Arif --
Sorry for the delay in replying.
Believe it or not, almost this exact issue just came up with the IBM
Benchmark Center; they were using Open MPI with MPIRandomAccess and
experiencing problems with running out of memory. We didn't get a
full set of data and experiments run; it was somewhat odd that the
problem seemed to happen most often with the Intel compilers
(preliminary tests shows that we couldn't replicate the problem with
the gcc compiler on the same problem size).

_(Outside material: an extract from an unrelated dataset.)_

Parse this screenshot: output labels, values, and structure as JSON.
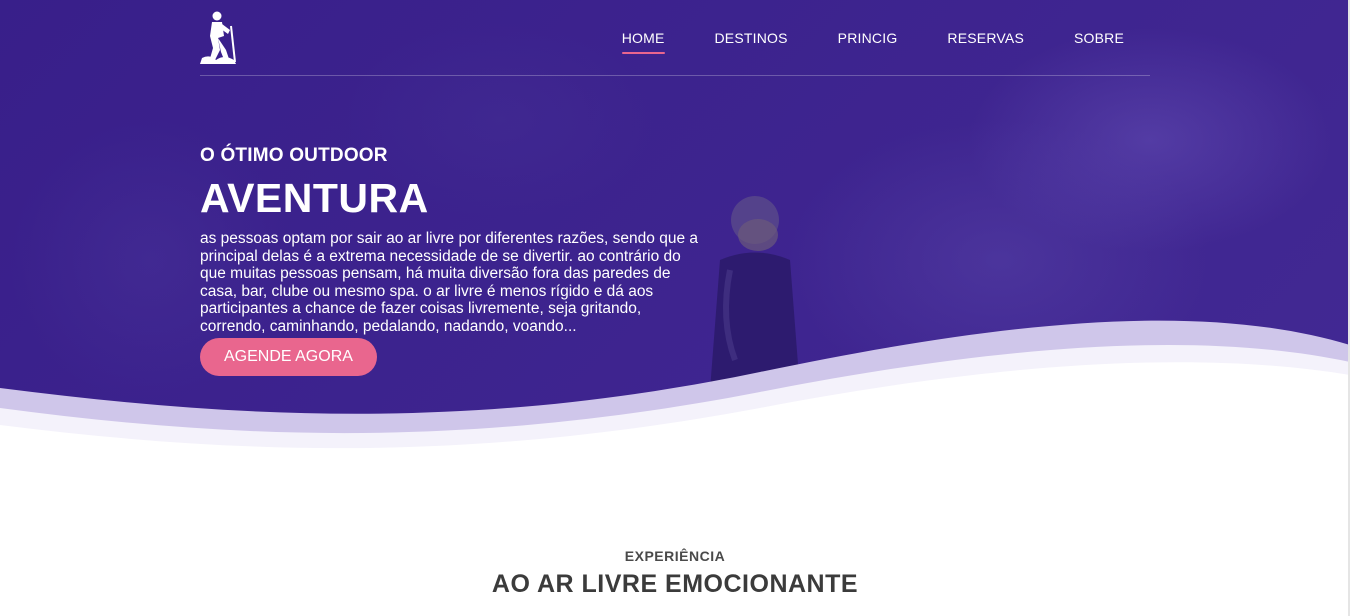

However, the IBM Benchmark Center engineers were able to get
successful runs in by using the btl_openib_free_list_max MCA
parameter. This parameter essentially limits how much space the
lowest-level IB driver in OMPI uses for fragment lists (it's actually
fairly complex as to what it exactly does and how it helps in this
situation -- insert "waving hands" image here...). This parameter
defaults to "infinite". Setting it to a finite value can allow
MPIRandomAccess to complete; I believe that the IBC engineers used
values of 2000 and 4000 for their systems.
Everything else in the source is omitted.